Cayla Cowart estimates she’s watched film from West Forsyth’s first-round loss to Norcross at least seven times.
The film from West’s loss to South Forsyth in the Region 6-7A tournament? About five times.
“With South, I start sweating and I’m just like, ‘What is going on in this game?’ It was just not a good game,” Cowart said.
The Wolverines entered the region tournament on an 11-game winning streak, highlighted by a 47-39 win against region foe North Forsyth, as well as wins over talented non-region opponents such as Archer and Roswell.
But West dropped two of its final three games, falling 59-57 in a heartbreaker to South, then ending the season at Norcross for the second straight year, 50-40.

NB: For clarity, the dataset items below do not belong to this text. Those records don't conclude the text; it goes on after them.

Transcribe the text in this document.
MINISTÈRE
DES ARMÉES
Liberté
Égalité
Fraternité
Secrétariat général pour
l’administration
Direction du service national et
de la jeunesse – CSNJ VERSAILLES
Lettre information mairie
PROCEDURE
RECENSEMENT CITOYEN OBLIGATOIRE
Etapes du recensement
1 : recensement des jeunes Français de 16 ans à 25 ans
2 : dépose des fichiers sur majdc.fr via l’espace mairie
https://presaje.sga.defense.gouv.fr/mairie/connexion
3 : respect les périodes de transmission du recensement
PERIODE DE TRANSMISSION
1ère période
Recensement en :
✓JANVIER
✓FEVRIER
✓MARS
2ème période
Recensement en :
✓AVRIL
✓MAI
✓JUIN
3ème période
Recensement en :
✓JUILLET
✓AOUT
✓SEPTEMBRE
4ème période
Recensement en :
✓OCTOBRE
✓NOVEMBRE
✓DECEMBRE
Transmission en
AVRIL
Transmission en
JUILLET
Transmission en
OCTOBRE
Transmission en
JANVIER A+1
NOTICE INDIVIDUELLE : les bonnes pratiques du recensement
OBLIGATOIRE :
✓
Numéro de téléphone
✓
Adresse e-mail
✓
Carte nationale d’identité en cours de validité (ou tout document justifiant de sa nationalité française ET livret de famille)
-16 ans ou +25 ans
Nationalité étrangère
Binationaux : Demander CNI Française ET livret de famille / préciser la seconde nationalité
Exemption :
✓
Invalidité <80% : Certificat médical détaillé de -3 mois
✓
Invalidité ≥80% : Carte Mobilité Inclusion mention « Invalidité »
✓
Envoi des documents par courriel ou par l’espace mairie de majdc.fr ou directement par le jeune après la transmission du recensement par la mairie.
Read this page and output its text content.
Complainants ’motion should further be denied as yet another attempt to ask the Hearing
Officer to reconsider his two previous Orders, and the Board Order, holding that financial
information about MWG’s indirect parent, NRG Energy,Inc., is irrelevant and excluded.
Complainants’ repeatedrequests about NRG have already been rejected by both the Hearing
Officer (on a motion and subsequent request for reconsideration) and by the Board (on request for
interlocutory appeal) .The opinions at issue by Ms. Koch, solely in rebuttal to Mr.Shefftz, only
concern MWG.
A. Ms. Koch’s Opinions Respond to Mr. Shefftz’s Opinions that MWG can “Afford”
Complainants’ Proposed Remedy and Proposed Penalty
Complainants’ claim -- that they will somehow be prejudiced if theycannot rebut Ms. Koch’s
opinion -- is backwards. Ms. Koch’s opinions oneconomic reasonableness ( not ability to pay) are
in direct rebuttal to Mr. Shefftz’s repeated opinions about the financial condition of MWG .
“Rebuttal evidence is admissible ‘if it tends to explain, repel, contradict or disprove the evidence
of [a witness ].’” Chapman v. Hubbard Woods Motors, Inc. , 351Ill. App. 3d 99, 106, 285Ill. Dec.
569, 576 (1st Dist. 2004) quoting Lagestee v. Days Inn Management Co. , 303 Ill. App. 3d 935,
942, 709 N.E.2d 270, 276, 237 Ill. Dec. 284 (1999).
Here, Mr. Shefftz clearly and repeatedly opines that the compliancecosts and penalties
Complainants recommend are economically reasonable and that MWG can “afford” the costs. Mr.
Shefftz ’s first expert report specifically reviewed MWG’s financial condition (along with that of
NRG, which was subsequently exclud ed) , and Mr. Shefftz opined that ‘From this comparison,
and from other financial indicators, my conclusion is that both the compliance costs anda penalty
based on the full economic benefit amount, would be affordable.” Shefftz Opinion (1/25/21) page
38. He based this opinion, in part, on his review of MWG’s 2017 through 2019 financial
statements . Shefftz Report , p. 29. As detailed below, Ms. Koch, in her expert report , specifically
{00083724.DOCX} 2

“I was really upset about it,” Cowart said. “I mean, I watch film 24/7 and I’ve probably watched that game at least seven times. Like, ‘What happened?’”
It’s that competitive spirit that helped build Cowart into the player she is today.
When she was younger, she would play against her older brother, Casey Cowart, and his friends when they would come over.
“Well, we have a court across the street from us, like a full court. He always has his friends over and we play 21, pickup and stuff like that,” she said. “I’m really competitive, and I’m like, ‘Just because y’all are older and you’re guys, you don’t play basketball, so I’m obviously not going to let you beat me.’”
They rarely did.
Her disdain for North comes from her familiarity with the Raiders’ players.
Cowart once played on a rec league team with North junior Ali Jones, with Jones’ father as the coach. The team went undefeated.
“I hate losing to North,” Cowart said. “That’s the biggest game for me, because that’s my team that I should be on.”
Cowart averaged 19 points, seven rebounds and three steals per game this year for West, but her role as the team’s facilitator oftentimes doesn’t show up on the stat sheet.
“Offensively, yeah, that’s a big thing. I score some points,” Cowart said. “But also just helping people out in knowing what they do when they come on the court or go off, and why everything is happening.”
Despite the disappointing end to the season, West is in great shape for 2021-22. The Wolverines graduate only one senior this year – Haylee Dornan – and will return key players such as Calie Thrower [12 ppg, 3 rpg] and Molly Quincy [8 ppg, 6 rbg].
Cowart said she and West coach David May have identified areas where they feel the Wolverines need to improve, which include being more engaging and simulating a gameday atmosphere in practice.
West entered the season ranked No. 4 in Class 7A and will likely be a preseason darling come 2021-22.
This time, however, Cowart knows she and the Wolverines have the experience to play under those expectations.
“As a team, I think we have a lot to work on,” Cowart said. “Toward the end of the season, it didn’t end how we wanted, but you could see a lot of improvement inside the team, just like defensively and working the ball around the offense. Even like individually on the team, you could see a lot of people had just gotten better, and that’s exciting.”